月子期間,初為人母,很多事不懂,例如腋下脹痛,我以為重病,孩子腿些微長短不一。
竹子,你是我的醫學聖典,用你的護理專業及為人母的經驗,安撫我的不安。
孩子2-4小時餵奶一次,考碩士的書疊床頭,無暇看,沒空睡。
在一次吃雞酒的中飯時,我承受不住哭了認為自己太年輕擔不起為人母的責任,
很多年後我才知道,那是產後憂鬱症。
滿月子,按規定回高職教書,才明白同事講的月子後身體仍虛。
我把宣牯留給婆家一家照顧。
月子後三日,一通電話喚我回去把一個月又三天的孩子帶回娘家。
那一晚,是你背宣牯到天亮,你說:家中每個人天亮都要上班,我來扛。
這句話,我記得明白。日後婆家私下表示等宣牯大一些,再帶回來。
我不願意你是另一個嫁婆,記了半輩子的失外孫女的痛。
我不願意你在宣牯最難帶的時候,付出的心力成ㄧ場空。
我更不願意生了一堆孩子沒幫手,漢牯的意外再次發生。
再苦,我都要帶孩子在身邊。於是2.5歲以前,我的眼睛沒有離開過宣牯。心吊著2.5年。

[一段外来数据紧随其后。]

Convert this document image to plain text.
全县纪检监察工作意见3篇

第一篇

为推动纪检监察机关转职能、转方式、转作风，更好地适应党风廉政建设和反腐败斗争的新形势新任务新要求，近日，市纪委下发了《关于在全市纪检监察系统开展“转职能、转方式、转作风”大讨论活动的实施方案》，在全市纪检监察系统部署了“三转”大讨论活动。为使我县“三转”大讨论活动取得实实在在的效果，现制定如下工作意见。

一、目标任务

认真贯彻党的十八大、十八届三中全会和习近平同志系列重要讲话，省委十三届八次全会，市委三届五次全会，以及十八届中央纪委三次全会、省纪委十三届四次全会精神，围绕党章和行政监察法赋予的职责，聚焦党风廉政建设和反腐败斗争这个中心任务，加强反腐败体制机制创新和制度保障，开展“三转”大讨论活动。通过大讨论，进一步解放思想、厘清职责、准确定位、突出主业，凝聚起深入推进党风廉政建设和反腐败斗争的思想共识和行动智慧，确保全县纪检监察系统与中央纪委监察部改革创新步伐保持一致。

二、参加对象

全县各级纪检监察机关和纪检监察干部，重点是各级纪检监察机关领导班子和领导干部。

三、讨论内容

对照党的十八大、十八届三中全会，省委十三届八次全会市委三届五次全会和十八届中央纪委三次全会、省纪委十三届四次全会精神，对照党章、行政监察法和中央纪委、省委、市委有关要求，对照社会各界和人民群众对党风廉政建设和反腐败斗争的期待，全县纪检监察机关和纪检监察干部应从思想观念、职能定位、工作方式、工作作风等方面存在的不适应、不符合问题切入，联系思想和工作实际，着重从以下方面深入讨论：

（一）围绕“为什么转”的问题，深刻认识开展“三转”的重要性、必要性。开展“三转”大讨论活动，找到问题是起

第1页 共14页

宣牯的冬衣外套是黃色,這是色彩學與交通號誌教會我的。
於是,保母不斷換不斷適應,紫子當時準備托福去美國留學,
一邊抱著宣牯,一邊唸英文。直到出國。
你出日本機票錢,數次喚麗子回來幫忙帶宣牯。而麗子懷著你的孫女。
這麼多年的事,很多東西一點一點的逝去,例如時光。
很多東西一點一點地增加,例如情感,例如學位。
這樣的分裂點,就在月子過後三日,那通打到學校的電話:回來帶走孩子,我照顧不來。
甚麼是客家人?沒有人問娘家有沒有人手?有沒有後路。責任丟過來就是了。
這一丟就是一生,竹子,宣牯是你的孫子,金不換。
末期,竹子你告訴我,我們看了40年的耳鼻喉科老醫生兇你,你說喉嚨怪怪的,
他認識我們家40年等於家庭醫師,兇你沒病在吵甚麼。
宣牯請假很多次,帶你去看病,帶你去手機店,確認手機沒有問題。
台北的家庭醫生都因為認識,對你的檢查格外仔細,也明確說明給你聽,讓你放心。
之後,我們去中壢大江屋吃牛肉麵,竹子,你是開心的,還說下次再來逛逛。
而宣牯因為請假過多,被小組成員無預警地剔除,宣牯告訴老闆:我的人生排序,阿婆優先。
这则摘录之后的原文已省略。